Which of the following is an integer

Question

Which of the following expressions is an integer?

(A)  \sqrt{\frac{14!\cdot 15!}{2}} 
(B)  \sqrt{\frac{15!\cdot 16!}{2}} 
(C)  \sqrt{\frac{16!\cdot 17!}{2}} 
(D)  \sqrt{\frac{17!\cdot 18!}{2}} 
(E)  \sqrt{\frac{18!\cdot 19!}{2}}

dhruv23320 · Answer

We want to determine for which choice of n the expression sqrt(n!(n+1)!/2) is an integer.

Compute: sqrt(n!(n+1)!/2) = sqrt((n+1)(n!)^2/2) = n! · sqrt((n+1)/2).

Therefore, the expression is an integer if (n+1)/2 is a perfect square.

Now check each option:

(A) Not a perfect square

(B): Not a perfect square

(C): Not a perfect square

(D): A perfect square

(E): Not a perfect square

Only (D) gives (n+1)/2 = 9, a perfect square, so the whole expression is an integer.

Answer: (D)

naw · Answer

Would love to hear an expert reply. 
How can you know which ones are perfect squares without calculating it

Adit_ · Answer

Using POE we can solve this:

1st one:
We have an issue with factor 5 because:
14! has 2 5s only and 15! brings another extra 5 making it 5^3 whose root cannot give an integer. OUT.

2nd one:
We have an issue with factor 2 itself here.
16! gives 15!*16 and 16=2^4, since there is divided by 2 included, we have to remove one of the 2s, it leaves us with odd number of 2s. Again cannot give us an integer. OUT.

3rd one: 17 is a prime number and there is no other 17 in the expression, but only 1. Not an integer. OUT.

4th one:
Here 17 gets multiplied again in 18! thus that is not a problem here. Taking 5 as another factor also works as 17/5 and 18/5 results in same values. 
So far looks good no need to dive further we havent yet found an issue with this. Keep.

5th one:
Ending with prime number 19 in 19!, no other 19 in expression and only 1 of it is there. Root can't be an integer. OUT.

Our final answer has to be  option D  only.

Adit_ · Answer

You can otherwise solve using POE, you need to find just 1 reason to eliminate an option, if you find 2 or more reasons to keep the option then keep, and keep eliminating the rest until you have hit on the final answer.
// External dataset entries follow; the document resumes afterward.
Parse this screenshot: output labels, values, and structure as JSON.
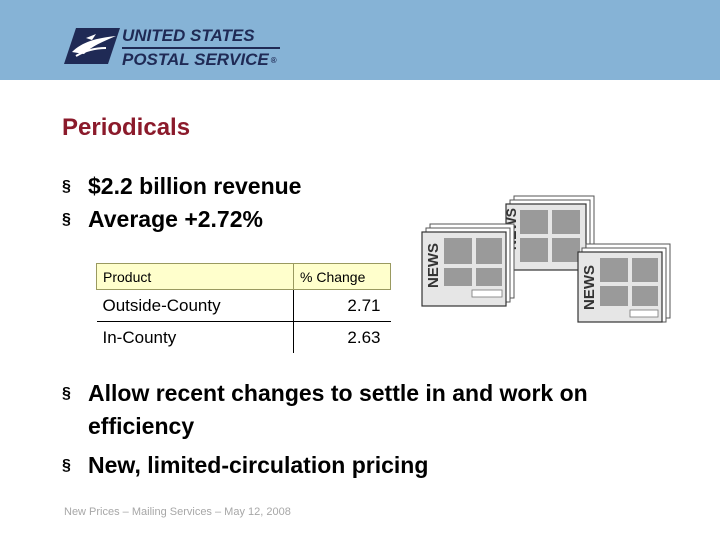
{
  "header": {
    "logo": {
      "line1": "UNITED STATES",
      "line2": "POSTAL SERVICE",
      "reg_mark": "®",
      "icon": "eagle-logo-icon"
    },
    "bg_color": "#86b3d6"
  },
  "slide": {
    "title": "Periodicals",
    "title_color": "#8b1a2b",
    "bullets_top": [
      "$2.2 billion revenue",
      "Average +2.72%"
    ],
    "bullet_mark": "§",
    "table": {
      "headers": [
        "Product",
        "% Change"
      ],
      "rows": [
        {
          "product": "Outside-County",
          "change": "2.71"
        },
        {
          "product": "In-County",
          "change": "2.63"
        }
      ],
      "header_bg": "#ffffcc"
    },
    "illustration": {
      "icon": "newspaper-stack-icon",
      "text": "NEWS"
    },
    "bullets_bottom": [
      "Allow recent changes to settle in and work on efficiency",
      "New, limited-circulation pricing"
    ]
  },
  "footer": {
    "text": "New Prices – Mailing Services – May 12, 2008"
  }
}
In this case by using the prime factorization method we can eliminate all the options except D.

naw

Would love to hear an expert reply.
How can you know which ones are perfect squares without calculating it

KarishmaB · Answer

When we have a square root, to get an integer answer, we need 2 instances of the number under the square root.

e.g.  \sqrt{4} = \sqrt{2*2} = 2  (integer)
 \sqrt{100} = \sqrt{10*10} = 10  (integer)

So what we are looking for is 2 instances of each number so that we can take it out of the root.

Each n! can be written as n(n-1)! and hence 14! * 15! =14! * 14! * 15 (two instances of 14!)
So we will take 14! out of square root. The point is whether the leftover inside the square root has 2 instances as well.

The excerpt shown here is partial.